Some people warn that you enter the bilious environs of social media at your peril. But I say, power up your device and be Zen about whatever transpires. Because you just might innocently scroll down one morning and end up with an honorary doctorate in hairdressing from a large chain of salons in Ireland.

Like a character in a contemporary farce, I fell down that unlikely rabbit hole on a fine Tuesday just before Independence Day, when a particularly curious tweet landed in my Twitter feed. Attached was a selfie of a woman in a blue surgical mask seated in a beauty salon chair, her hair enveloped in sheets of what looked like miniature police evidence bags. (You can tell I already possessed an extensive salon vocabulary.)

My Twitter handle, petermarksdrama, was one of four affixed to the end of the tweet, in which the author professed to be in high spirits. “this is how i started my ‘holidays’! it was worth every coffee-less suffocating second!” it read in part.

I had no idea who this exuberant hair-care client was, nor why she chose to share her mid-pandemic joy of coloring with me. And I forgot about it, until the next day — when another tweet mentioning my handle appeared, with a photo of another masked customer in a salon chair, this woman’s hair enmeshed in, it seemed, copper- and saffron-colored cocktail napkins with scalloped edges. “I’ve been talked out of a fringe and a few other major life decisions [tears of laughter emoji] enjoy the holidays,” she wrote.

As other Twitter users chimed in with comments, I became entangled in one of those microscopically petty distractions of the Internet age: the social media mention chain you didn’t ask to be a part of. What’s more, I couldn’t figure out why the heck I was even in this coiffure confab. Until it dawned on me. A few years ago, my college roommate, Paul, sent me a photo of his wife, Victoria, on vacation in Ireland, posing in front of a hair salon. Its name: Peter Mark. It was a business founded on Dublin’s Grafton Street 59 years ago by a pair of brothers, Peter and Mark Keaveney.

Cracked it! The Peter Mark customers came across my Twitter handle and thought it was their establishment’s account. A case of mistaken digital identity, as crops up from time to time. Like that of a woman in Massachusetts named Ashley who was inundated on her @theashes Twitter handle because that’s also the name of the emotionally charged cricket test matches between England and Australia. Or the British woman, Dee Ford, who got all the fan harassment intended for the NFL linebacker of the same name. Or an Irish writer, Joe O’Connor, who wrote an article about how Twitter eternally mixed him up with a more celebrated Irish playwright and novelist also named Joe O’Connor.

So, in a playful frame of mind, I tweeted back. “Please take me out of this thread — I am the theater critic for the Washington Post, not a beauty salon in Dublin. That is Peter MARK [tears of laughter emoji].”

And that is when Twitter went a little wild.

Among the tweet’s 668,000 impressions came hundreds of funny ripostes, from every corner of my account, and many from Ireland:

“There’s usually far better storytelling in a hair salon than on the stage, to be frank,” wrote one.

“In Peter Marks’ next review, he gives us a peek behind the curtain of ‘Death of a Colorist,’ the saga of Willie Loman’s half-sister cop-turned-colorist, Julie,” wrote another.

“Enormous opportunity for a few quid Peter if you accept online payments for advance bookings!” wrote a third.

The story of the misdirected tweet made it onto one of Ireland’s top morning radio talk shows. The Abbey Theatre, Ireland’s world-renowned theater company, couldn’t resist a quip: “Always welcome @AbbeyTheatre Peter,” tweeted co-artistic director, Neil Murray. “There’s a few plays that could do with subtle cuts.”

Even the Irish Embassy in Washington weighed in: “Our apologies, Mr Marks. In the excitement of a first haircut since #StPatricksDay, some mistagging across #Irishtwitter is perhaps understandable. Also, it makes for a nice bit of social media theatre!”

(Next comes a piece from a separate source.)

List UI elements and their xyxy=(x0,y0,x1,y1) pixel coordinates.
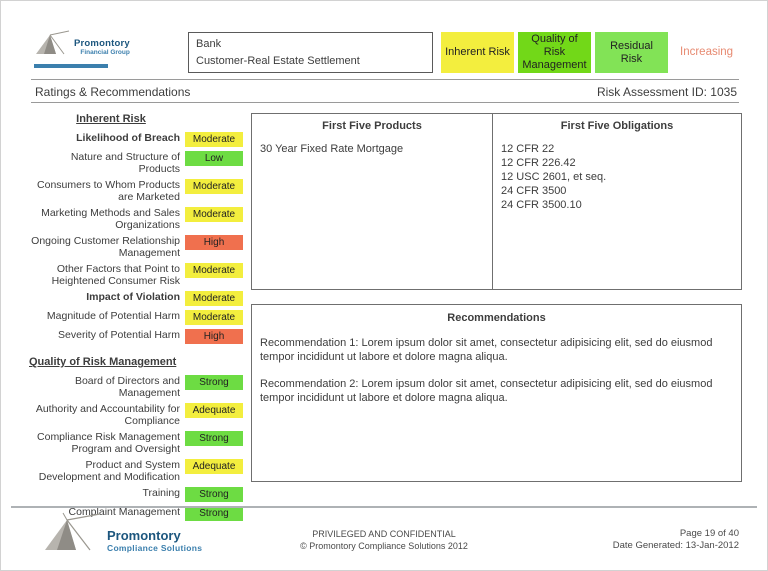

It is, of course, a demonstration of the whimsically mischievous reach of this platform that a selfie sent off from a beautician’s chair in Dublin could spark a throwdown of wit across oceans and time zones. And maybe in some cosmically meaningless way, it was the kind of microburst of entertainment that could make a time of sequestered disconnection a bit more bearable.

The perfect epilogue to my story happened courtesy of the Irish salons that almost bear my name: A packet arrived in the mail a couple of weeks ago, with an official-looking diploma and my name in bold.

“Ireland’s leading hairdressing group, Peter Mark, bestows Peter Marks with an Honorary Doctorate in Hairdressing. In recognition of your services to the Irish hairdressing industry. With the rights, honours and privileges of such thereunto appertaining. Thank you from Peter & Mark.”

The inspired island nation of Shaw, Wilde, Saoirse Ronan and Chris O’Dowd was to my mind living up to its billing. I framed the certificate. It’s hanging in a place of pride in my New York home office.

And now, I may start taking appointments for weaves, blow dries, highlights and fades [winking emoji].